How to Calculate the Quota of Pages Allowed by the License
ABBYY FineReader Server 14 has a new workflow type called "audit workflow." An audit workflow analyzes files in a specified storage location and provides statistics that can be used to calculate the number of pages that may be deducted from your license.
An audit workflow analyzes the formats of input files and classifies all input files into the following groups:
- files that need to be recognized (images and PDFs without a text layer)
- files that need to be converted (office format documents, e-mail messages, etc.)
- files that may require conversion
- files in unsupported formats
For each file, the program will calculate the required number of pages.
Note. In ABBYY FineReader Server 14, Fast analysis of document metadata is enabled by default. Page count information obtained using this analysis type will only be an approximation:
- For some files, the number of pages they contain cannot be calculated.
- During processing, the number of pages may increase for input files that contain pages larger than A4.
- A PDF file with a good text layer that contains pages with no text may require re-recognition.
See also: Rules for deducting pages for jobs.
In order to get more a more precise page count, navigate to the Settings tab in the Audit workflow settings dialog box and select Thorough analysis. This analysis type is available in FineReader Server 14 R3 Update 2 and later versions.
Note. Thorough analysis significantly slows down document processing.
To create a new audit workflow, select the Workflows node in the tree on the left and click the (Create New Audit Workflow) button on the toolbar. You can also copy an existing workflow and change the settings as needed. To do this, select Duplicate on the shortcut menu of your workflow. In order to view or edit the workflow properties, select the appropriate node and click the (Workflow Properties) button on the toolbar. Alternatively, you can select Properties on the shortcut menu.
You can choose a file storage location in the Audit workflow settings dialog box. You can specify a shared folder on a local or network drive, an FTP/SFTP server folder, or a SharePoint library. The audit workflow is deemed completed when all files in the storage have been analyzed. To analyze new files, the audit workflow should be launched again. The audit workflow does not modify the contents of the file storage.
In the audit workflow settings, you can specify additional reports to be created for specific file categories:
- Files that are over the specified size limit (in megabytes).
Processing large files is not always desirable, as it can slow down your system and delay other tasks. This report can be used to decide which large files to process separately.
- Files that were last modified before the specified date.
This report lets you determine the percentage of outdated files whose processing can be delayed.
- Duplicate files.
This report contains a list of all duplicate files found in the storage, as well as their sizes and locations. This will let you optimize your storage and process only the files that you actually require processing.
Note. Enabling duplicate search can significantly slow down the audit workflow.
Note.

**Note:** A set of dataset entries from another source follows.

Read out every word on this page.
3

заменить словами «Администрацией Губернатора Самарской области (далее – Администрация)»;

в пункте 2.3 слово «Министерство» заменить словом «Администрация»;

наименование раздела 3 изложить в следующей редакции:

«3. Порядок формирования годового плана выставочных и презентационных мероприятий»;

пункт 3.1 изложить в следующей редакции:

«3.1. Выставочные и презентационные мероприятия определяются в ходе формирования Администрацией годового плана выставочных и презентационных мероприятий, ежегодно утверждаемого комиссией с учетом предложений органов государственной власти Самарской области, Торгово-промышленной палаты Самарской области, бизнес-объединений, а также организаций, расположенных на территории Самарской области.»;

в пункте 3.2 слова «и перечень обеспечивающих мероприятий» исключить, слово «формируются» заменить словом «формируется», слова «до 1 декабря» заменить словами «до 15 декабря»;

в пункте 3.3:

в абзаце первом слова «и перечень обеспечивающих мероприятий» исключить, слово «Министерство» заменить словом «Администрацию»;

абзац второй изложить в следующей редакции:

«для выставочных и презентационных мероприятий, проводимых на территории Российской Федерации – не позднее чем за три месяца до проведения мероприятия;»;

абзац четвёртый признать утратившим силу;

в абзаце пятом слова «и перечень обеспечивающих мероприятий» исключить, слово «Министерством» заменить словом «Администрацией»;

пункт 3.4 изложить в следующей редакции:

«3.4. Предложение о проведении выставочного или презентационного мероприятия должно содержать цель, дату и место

If there are custom columns in your SharePoint library, duplicate search will not work for DOC, DOCX, XLS, XLSX, PPT, and PPTX documents, as Microsoft SharePoint will modify this types of files by adding custom properties.
- Regular expression search.
This report will be created for files that contain text matching a regular expression.
Note. Starting from FineReader Server 14 Release 2, page processing statistics for all workflows are displayed in the details pane. The total number of processed pages is also displayed in the FineReader Server node.